Don’t you just love the idea that outdated laws can just be ignored?
In many other parts of the world, there are equally silly laws still in existence that are no longer being enforced. For example, in Florida, United States, a law prohibits men from being seen publicly in any kind of strapless gown, which just goes to show that it’s not just women who have been discriminated against when it comes to what they can and cannot wear. Of course, the law doesn’t specifically prevent a man from wearing a dress with straps or sleeves in public, which still leaves a lot of scope for those wishing to make a fashion statement.
Globally, many archaic laws have been quashed in a bid to reflect changing lifestyles and morals. Still, the original rulings do make you wonder what our ancestors got up to. For example, an English law was passed in 1837 that allowed a woman to bite off a man’s nose if he kissed her against her will.

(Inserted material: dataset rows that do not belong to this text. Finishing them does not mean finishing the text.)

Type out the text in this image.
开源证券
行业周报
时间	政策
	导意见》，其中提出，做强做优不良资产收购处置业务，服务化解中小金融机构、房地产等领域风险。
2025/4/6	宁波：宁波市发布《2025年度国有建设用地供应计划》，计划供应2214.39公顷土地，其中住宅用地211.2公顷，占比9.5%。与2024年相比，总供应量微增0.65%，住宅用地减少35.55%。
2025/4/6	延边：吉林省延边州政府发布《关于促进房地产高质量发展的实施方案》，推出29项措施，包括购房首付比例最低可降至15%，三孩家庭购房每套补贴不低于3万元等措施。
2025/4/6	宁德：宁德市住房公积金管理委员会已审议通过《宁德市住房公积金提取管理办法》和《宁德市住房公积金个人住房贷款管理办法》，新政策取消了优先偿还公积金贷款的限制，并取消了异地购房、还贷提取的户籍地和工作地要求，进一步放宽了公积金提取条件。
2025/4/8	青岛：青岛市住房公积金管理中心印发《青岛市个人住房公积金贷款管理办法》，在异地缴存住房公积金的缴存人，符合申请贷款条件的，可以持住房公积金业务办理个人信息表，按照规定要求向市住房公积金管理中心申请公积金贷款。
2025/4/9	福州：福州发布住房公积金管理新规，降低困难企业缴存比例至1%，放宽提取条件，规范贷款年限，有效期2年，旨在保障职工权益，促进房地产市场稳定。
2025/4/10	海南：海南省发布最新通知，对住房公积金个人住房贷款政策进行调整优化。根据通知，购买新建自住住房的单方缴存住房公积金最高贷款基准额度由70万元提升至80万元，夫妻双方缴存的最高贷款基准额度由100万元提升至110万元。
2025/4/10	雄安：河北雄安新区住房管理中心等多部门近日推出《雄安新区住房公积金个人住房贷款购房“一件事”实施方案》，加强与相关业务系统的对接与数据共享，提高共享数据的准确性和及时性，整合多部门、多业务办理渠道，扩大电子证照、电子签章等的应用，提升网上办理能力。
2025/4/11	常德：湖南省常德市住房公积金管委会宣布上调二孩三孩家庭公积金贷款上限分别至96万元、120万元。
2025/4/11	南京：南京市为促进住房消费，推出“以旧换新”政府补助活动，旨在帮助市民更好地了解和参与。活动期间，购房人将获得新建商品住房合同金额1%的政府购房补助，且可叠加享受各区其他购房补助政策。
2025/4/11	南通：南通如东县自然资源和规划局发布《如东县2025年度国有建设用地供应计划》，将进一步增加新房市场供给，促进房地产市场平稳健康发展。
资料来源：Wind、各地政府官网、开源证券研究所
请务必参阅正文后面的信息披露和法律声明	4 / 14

This tells you a lot about 19th century England: a number of women were being kissed against their will.
I can only remember one man kissing me against my will. We were at a party and he was drunk at the time. I simply pushed him in the chest with both my hands and said something like, “You’re drunk. You need to go home!”
It never occurred to me that the best way of getting rid of him would have been to bite off his nose. That just seems so gross. Besides, if I were into biting, it would be more logical and marginally more hygienic to bite off the offender’s lips instead, or even his tongue – if it figured in his kissing technique.
The next time I bumped into that man (he was a friend of my then boyfriend), it was obvious he couldn’t remember a thing about his drunken advances, so I decided not to mention anything about it. But if I’d bitten off his nose, he would most certainly have remembered, and he would have been scarred for life and singled out in the same way that petty thieves sometimes are – after they’ve had a hand cut off under some other country’s laws.
The stigma of having a mutilated nose might have been enough for a man to attempt to end it all, which was also illegal – according to a British law passed in 1845, attempting to commit suicide was a capital offence. Offenders could even be hanged for trying.
Like, how ridiculous is that?
Indeed, suicide only ceased to be a criminal offence with the passing of the Suicide Act in 1961.
Of course, there are some laws that should never be changed. Like the one in Alabama, United States, that states that it is illegal to be blindfolded while driving a vehicle. Makes you wonder why they are compelled to pass such laws in the first place, doesn’t it?